Sekilo Empat Ons



Tangisan bayi perempuan memecah ketegangan di rumah bidan, pagi itu. Keluarga si bayi tak henti – hentinya mengucap Alhamdulillah dari luar ruangan. Dibalik kesenangan itu, sang bidan keluar ruang persalinan dengan wajah muram, apa yang terjadi?

Namaku Rizqa Fajria, aku biasa dipanggil Icha. Cerita tentang proses aku lahir ke dunia ini gak pernah habis ku dengar. Bukan hanya dari keluarga, tetangga – tetangga yang tahu pun ikut menceritakan hal itu dari mulut ke mulut. Aku heran, apa yang bikin mereka antusias banget menceritakan hal itu? Bahkan waktu aku masih kecil, setiap kali aku keluar rumah, mereka selalu ngeliatin aku dengan muka yang takjub dan langsung cerita ke orang disebelahnya. Geez…. Mereka terlalu berlebihan. 

Aku lahir hari sabtu tanggal 27 November 1999. Kata Ibu, didaerah rumahku dulu belum banyak rumah sakit besar. Paling dekat ya Bidan Parin itu. Ibu juga bilang, aku lahir sebelum waktunya / prematur, yakni di usia kehamilan yang baru berjalan 7 bulan. Saat aku lahir, beratnya cuma sekilo empat ons. Dan katanya, ukuran badan aku cuma sebesar botol minum. Warnanya juga merah banget kaya bayi tikus. Bahkan ibu bilang, dia gak tega menggendong badan aku saat itu. Bidannya terus – terusan bilang kalau aku diwaktu bayi cuma bisa bertahan hidup kurang dari 4 jam. Dia bisa bilang gitu karena saat itu peralatannya belum memadai. Icha kecil tidur diinkubator yang suhunya dinaikkan terus menerus, bahkan dikelilingi bohlam – bohlam panas supaya bisa bertahan hidup. 

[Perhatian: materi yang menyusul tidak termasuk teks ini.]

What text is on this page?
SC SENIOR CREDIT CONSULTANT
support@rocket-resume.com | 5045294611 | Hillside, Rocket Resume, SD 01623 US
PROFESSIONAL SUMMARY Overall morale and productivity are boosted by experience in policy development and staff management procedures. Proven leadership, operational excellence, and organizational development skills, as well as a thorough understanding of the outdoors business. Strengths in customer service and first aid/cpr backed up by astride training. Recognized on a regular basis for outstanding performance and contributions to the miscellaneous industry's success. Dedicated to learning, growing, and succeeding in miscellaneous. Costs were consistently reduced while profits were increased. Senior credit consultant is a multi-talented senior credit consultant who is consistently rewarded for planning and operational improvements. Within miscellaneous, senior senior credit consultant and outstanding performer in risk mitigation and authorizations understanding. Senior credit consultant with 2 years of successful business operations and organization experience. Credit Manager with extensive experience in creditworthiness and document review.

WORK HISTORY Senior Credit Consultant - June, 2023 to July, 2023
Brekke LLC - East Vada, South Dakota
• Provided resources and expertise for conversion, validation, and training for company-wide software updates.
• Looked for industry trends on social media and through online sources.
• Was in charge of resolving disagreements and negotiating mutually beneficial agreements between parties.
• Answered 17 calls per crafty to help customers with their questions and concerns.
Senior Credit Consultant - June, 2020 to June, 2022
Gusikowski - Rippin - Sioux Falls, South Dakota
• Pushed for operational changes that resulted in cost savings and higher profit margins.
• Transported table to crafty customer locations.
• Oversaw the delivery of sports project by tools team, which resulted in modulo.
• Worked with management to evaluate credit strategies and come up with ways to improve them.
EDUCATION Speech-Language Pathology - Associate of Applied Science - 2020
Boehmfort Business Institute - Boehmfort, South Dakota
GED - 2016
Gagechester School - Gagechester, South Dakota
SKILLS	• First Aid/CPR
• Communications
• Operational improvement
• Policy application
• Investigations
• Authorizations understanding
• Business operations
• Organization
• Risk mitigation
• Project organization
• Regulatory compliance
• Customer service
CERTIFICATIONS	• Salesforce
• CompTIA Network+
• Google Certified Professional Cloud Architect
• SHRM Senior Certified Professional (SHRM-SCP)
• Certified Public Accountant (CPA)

Icha kecil lebih kuat dari apa yang diprediksi bidan. Empat jam telah terlewati dengan cepat. Icha kecil masih berjuang untuk bisa bertahan. Lagi – lagi sang bidan meramal, katanya Icha kecil cuma bisa bertahan sampai 12 jam kedepan. Ibu cuma bisa menangis mendengar prediksi – prediksi bidan, ibu pasrah dengan apa yang akan terjadi nanti. Kata ibu, ayah gak henti – hentinya berdoa dan mengaji disamping inkubator, sambil tangannya menggenggam kakakku yang usianya masih 2 tahun. Saudara – saudara dari ibu dan ayah bergantian berjaga sambil terus berdoa agar aku bertahan. Betapa mereka sangat mengharapkan icha kecil bisa hidup dan tumbuh seperti bayi – bayi lainnya. 

Dua belas jam telah lewat, apa yang diprediksi bidan ternyata salah. Icha kecil masih bernapas, sesekali ia menangis memberi tanda ia ingin melihat dunia. Semua orang menangis, ibu sudah tidak peduli lagi dengan prediksi – prediksi bidan yang bilang kalau bayinya cuma bisa bertahan 2 hari didunia. Ibu yakin, cepat atau lambat semua orang akan berpulang, dan selama masih diberi waktu untuk hidup, itulah kesempatan berharga untuk bisa merawat anak – anaknya dengan baik. Setelah shock itu selesai, dan seluruh keluarga mulai tenang, Icha kecil dibawa pulang. Masih dengan peralatan inkubator dan bohlam – bohlam panas, Icha kecil menikmati itu.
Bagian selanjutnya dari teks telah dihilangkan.